クズなアイツが惚れたなら、
そのままだらだらと過ごしてしまった午前。
昼食を食べ終えた頃には、やっと身体が軽くなってきた。
「氷ちゃん、今日お母さん午後から仕事なんだけど、その前に氷ちゃん助けてくれた子にお礼言って、ちょっと高めの洋菓子買ったから届けようかと思ってるの」
「……まだ諦めてなかったのかよ」
「当たり前でしょう、泊まってきたんだから家は知ってるはずよね。
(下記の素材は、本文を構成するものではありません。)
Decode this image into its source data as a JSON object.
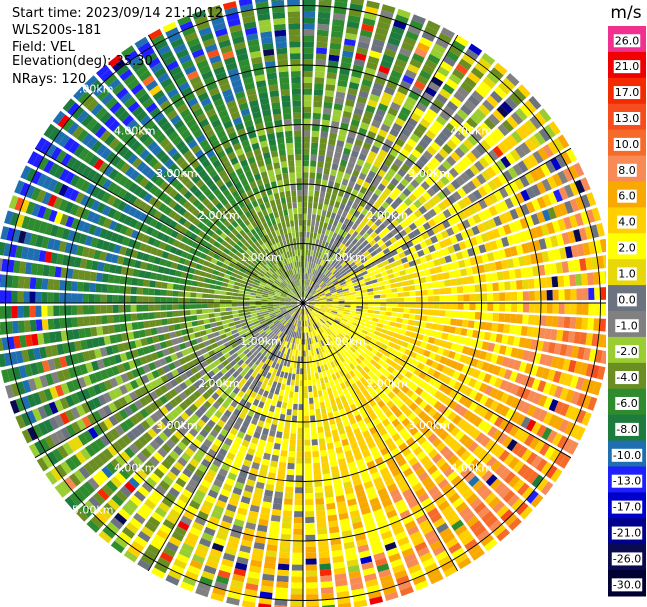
{
  "info": {
    "start_time": "Start time: 2023/09/14 21:10:12",
    "instrument": "WLS200s-181",
    "field": "Field: VEL",
    "elevation": "Elevation(deg): 35.30",
    "nrays": "NRays: 120"
  },
  "chart_data": {
    "type": "heatmap",
    "subtype": "ppi-polar",
    "field": "VEL",
    "units": "m/s",
    "nrays": 120,
    "range_rings_km": [
      1.0,
      2.0,
      3.0,
      4.0,
      5.0
    ],
    "ring_labels": {
      "1": "1.00km",
      "2": "2.00km",
      "3": "3.00km",
      "4": "4.00km",
      "5": "5.00km"
    },
    "max_range_km": 5.2,
    "spokes_deg": [
      0,
      30,
      60,
      90,
      120,
      150,
      180,
      210,
      240,
      270,
      300,
      330
    ],
    "colorbar": {
      "label": "m/s",
      "ticks": [
        "26.0",
        "21.0",
        "17.0",
        "13.0",
        "10.0",
        "8.0",
        "6.0",
        "4.0",
        "2.0",
        "1.0",
        "0.0",
        "-1.0",
        "-2.0",
        "-4.0",
        "-6.0",
        "-8.0",
        "-10.0",
        "-13.0",
        "-17.0",
        "-21.0",
        "-26.0",
        "-30.0"
      ],
      "colors": [
        "#f0308e",
        "#f00000",
        "#f42a00",
        "#f54d1e",
        "#f76b2a",
        "#f78a55",
        "#f9a800",
        "#ffcf00",
        "#ffff00",
        "#e8d80a",
        "#6b7280",
        "#808080",
        "#9acd32",
        "#6b8e23",
        "#2e8b2e",
        "#1e7b3e",
        "#1f6fb0",
        "#2020ff",
        "#0000cc",
        "#00008b",
        "#0a0a50",
        "#000033"
      ]
    }
  }
}
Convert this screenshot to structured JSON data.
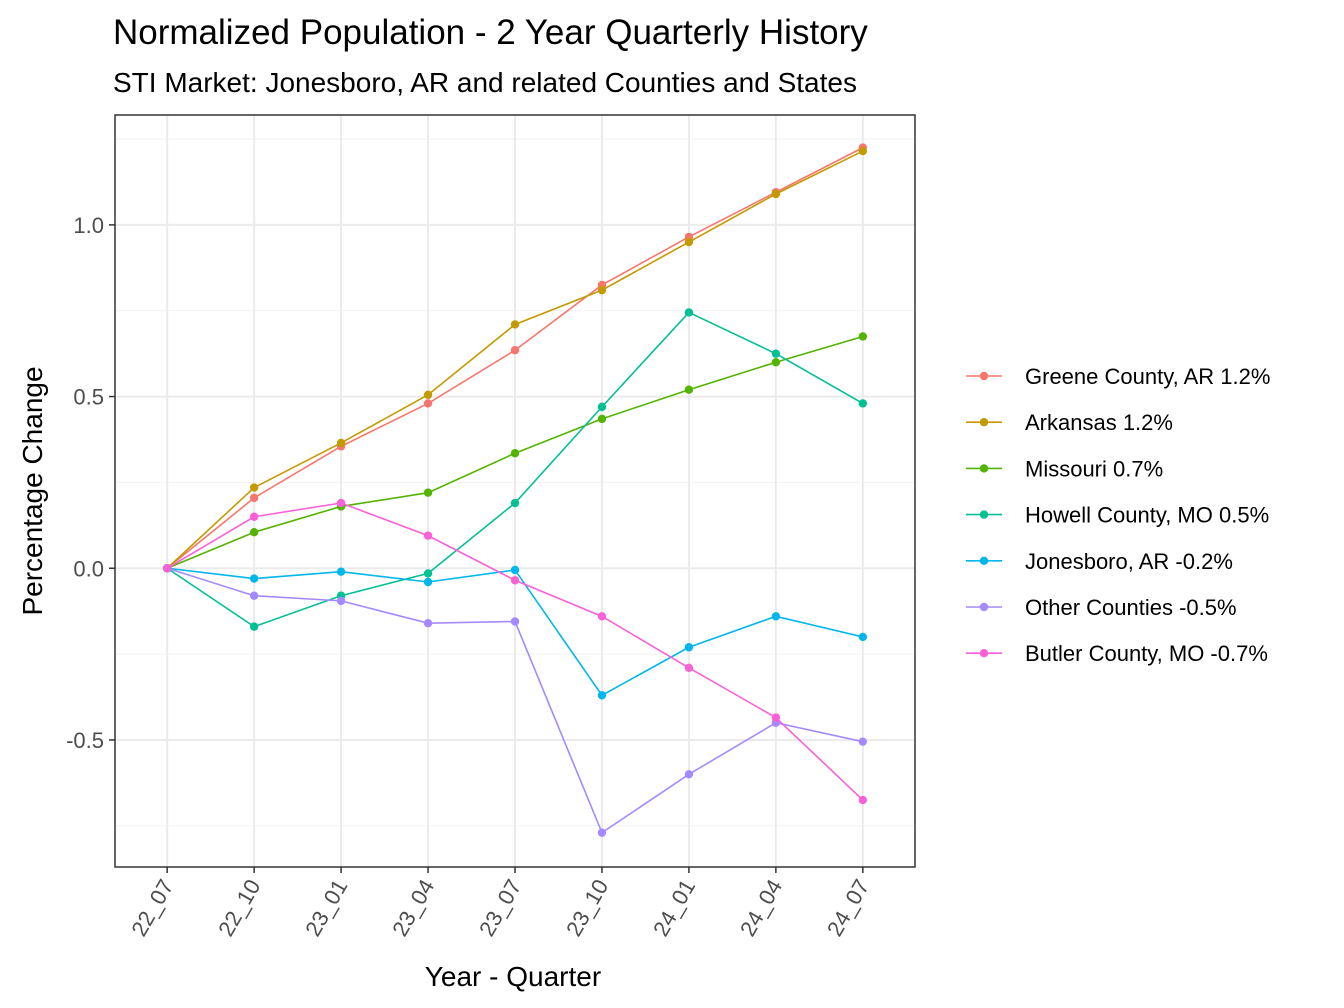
{
  "chart_data": {
    "type": "line",
    "title": "Normalized Population - 2 Year Quarterly History",
    "subtitle": "STI Market: Jonesboro, AR and related Counties and States",
    "xlabel": "Year - Quarter",
    "ylabel": "Percentage Change",
    "categories": [
      "22_07",
      "22_10",
      "23_01",
      "23_04",
      "23_07",
      "23_10",
      "24_01",
      "24_04",
      "24_07"
    ],
    "ylim": [
      -0.87,
      1.32
    ],
    "yticks": [
      -0.5,
      0.0,
      0.5,
      1.0
    ],
    "ytick_labels": [
      "-0.5",
      "0.0",
      "0.5",
      "1.0"
    ],
    "grid": true,
    "legend_position": "right",
    "series": [
      {
        "name": "Greene County, AR 1.2%",
        "color": "#F8766D",
        "values": [
          0.0,
          0.205,
          0.355,
          0.48,
          0.635,
          0.825,
          0.965,
          1.095,
          1.225
        ]
      },
      {
        "name": "Arkansas 1.2%",
        "color": "#C49A00",
        "values": [
          0.0,
          0.235,
          0.365,
          0.505,
          0.71,
          0.81,
          0.95,
          1.09,
          1.215
        ]
      },
      {
        "name": "Missouri 0.7%",
        "color": "#53B400",
        "values": [
          0.0,
          0.105,
          0.18,
          0.22,
          0.335,
          0.435,
          0.52,
          0.6,
          0.675
        ]
      },
      {
        "name": "Howell County, MO 0.5%",
        "color": "#00C094",
        "values": [
          0.0,
          -0.17,
          -0.08,
          -0.015,
          0.19,
          0.47,
          0.745,
          0.625,
          0.48
        ]
      },
      {
        "name": "Jonesboro, AR -0.2%",
        "color": "#00B6EB",
        "values": [
          0.0,
          -0.03,
          -0.01,
          -0.04,
          -0.005,
          -0.37,
          -0.23,
          -0.14,
          -0.2
        ]
      },
      {
        "name": "Other Counties -0.5%",
        "color": "#A58AFF",
        "values": [
          0.0,
          -0.08,
          -0.095,
          -0.16,
          -0.155,
          -0.77,
          -0.6,
          -0.45,
          -0.505
        ]
      },
      {
        "name": "Butler County, MO -0.7%",
        "color": "#FB61D7",
        "values": [
          0.0,
          0.15,
          0.19,
          0.095,
          -0.035,
          -0.14,
          -0.29,
          -0.435,
          -0.675
        ]
      }
    ]
  }
}
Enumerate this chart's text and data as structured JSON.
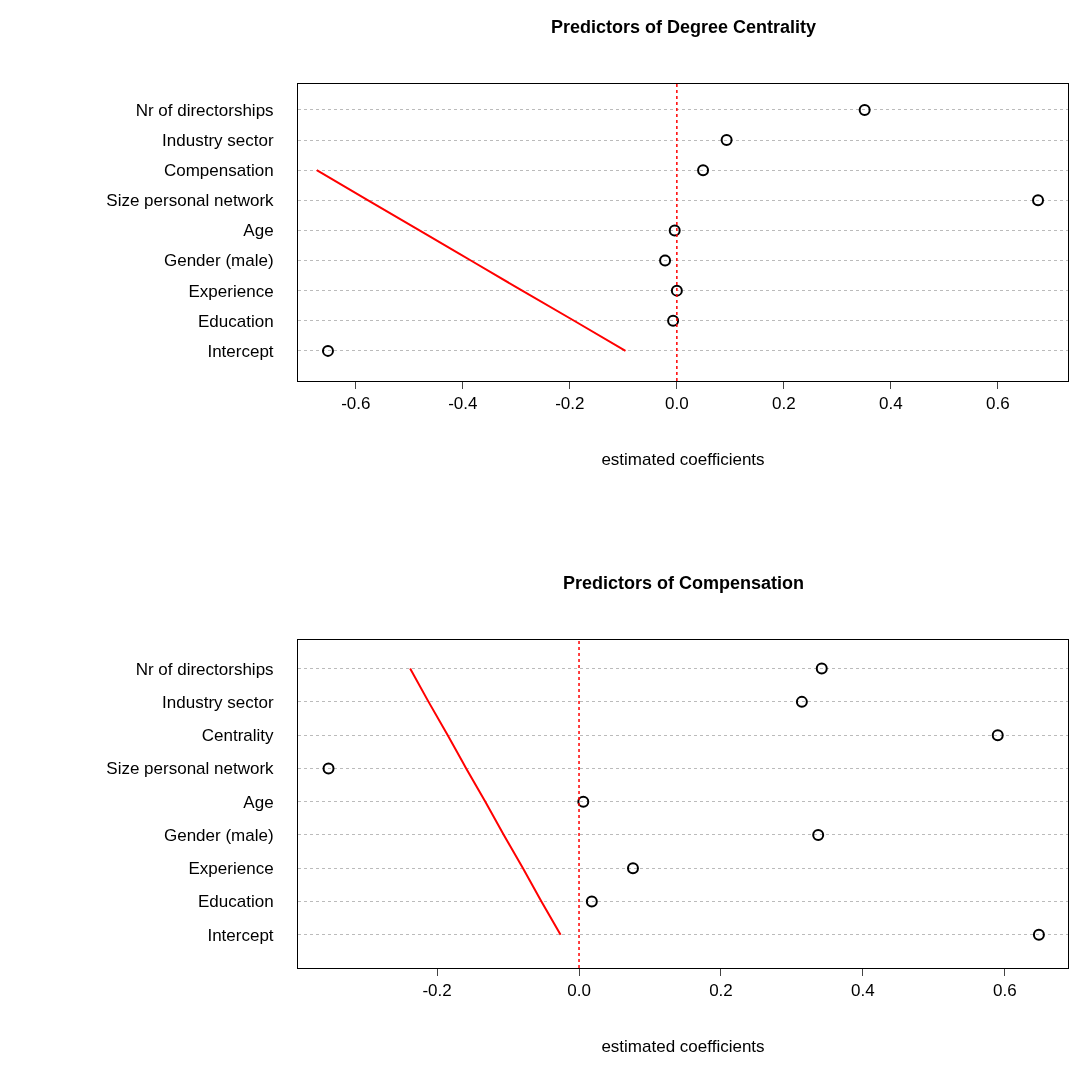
{
  "chart_data": [
    {
      "type": "scatter",
      "orientation": "horizontal",
      "title": "Predictors of Degree Centrality",
      "xlabel": "estimated coefficients",
      "xlim": [
        -0.708,
        0.731
      ],
      "xticks": [
        -0.6,
        -0.4,
        -0.2,
        {
          "value": 0,
          "label": "0.0"
        },
        0.2,
        0.4,
        0.6
      ],
      "categories": [
        "Nr of directorships",
        "Industry sector",
        "Compensation",
        "Size personal network",
        "Age",
        "Gender (male)",
        "Experience",
        "Education",
        "Intercept"
      ],
      "grid": "y",
      "ref_lines": [
        {
          "axis": "x",
          "value": 0,
          "color": "#ff0000",
          "line_style": "dotted"
        }
      ],
      "series": [
        {
          "color": "#000000",
          "marker": "circle",
          "values": [
            0.351,
            0.093,
            0.049,
            0.675,
            -0.004,
            -0.022,
            0.0,
            -0.007,
            -0.652
          ]
        },
        {
          "type": "line",
          "color": "#ff0000",
          "marker": "none",
          "values": [
            null,
            null,
            -0.673,
            -0.577,
            -0.481,
            -0.385,
            -0.289,
            -0.192,
            -0.096
          ]
        }
      ]
    },
    {
      "type": "scatter",
      "orientation": "horizontal",
      "title": "Predictors of Compensation",
      "xlabel": "estimated coefficients",
      "xlim": [
        -0.396,
        0.689
      ],
      "xticks": [
        -0.2,
        {
          "value": 0,
          "label": "0.0"
        },
        0.2,
        0.4,
        0.6
      ],
      "categories": [
        "Nr of directorships",
        "Industry sector",
        "Centrality",
        "Size personal network",
        "Age",
        "Gender (male)",
        "Experience",
        "Education",
        "Intercept"
      ],
      "grid": "y",
      "ref_lines": [
        {
          "axis": "x",
          "value": 0,
          "color": "#ff0000",
          "line_style": "dotted"
        }
      ],
      "series": [
        {
          "color": "#000000",
          "marker": "circle",
          "values": [
            0.342,
            0.314,
            0.59,
            -0.353,
            0.006,
            0.337,
            0.076,
            0.018,
            0.648
          ]
        },
        {
          "type": "line",
          "color": "#ff0000",
          "marker": "none",
          "values": [
            -0.238,
            -0.212,
            -0.185,
            -0.159,
            -0.132,
            -0.106,
            -0.079,
            -0.053,
            -0.026
          ]
        }
      ]
    }
  ]
}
はい、教えなさい」
てきぱきと皿洗いをしながら問い詰めてくる母さん。
ぐび、と烏龍茶を飲み干す。
これ以上誤魔化すのは限界だと感じる一方で、ある考えが浮かぶ。
「それ、俺が届ける」
「え、氷ちゃんが?」
「ん、礼言うにしても、本人が言った方がいいだろ」
「まあ、確かに。でも、今日持っていけるの?」
「行ける」
強く頷くと、それなら…と母さんが渋々承諾した。
よし、ちょうどいい。
突然行ったら困らせてしまうかもしれないが、梅野の顔は見たいわけで。
終業式の日は一言も喋れなかったしな。
会ったら聞いてみたい。
俺のこと、どう思ってるかって。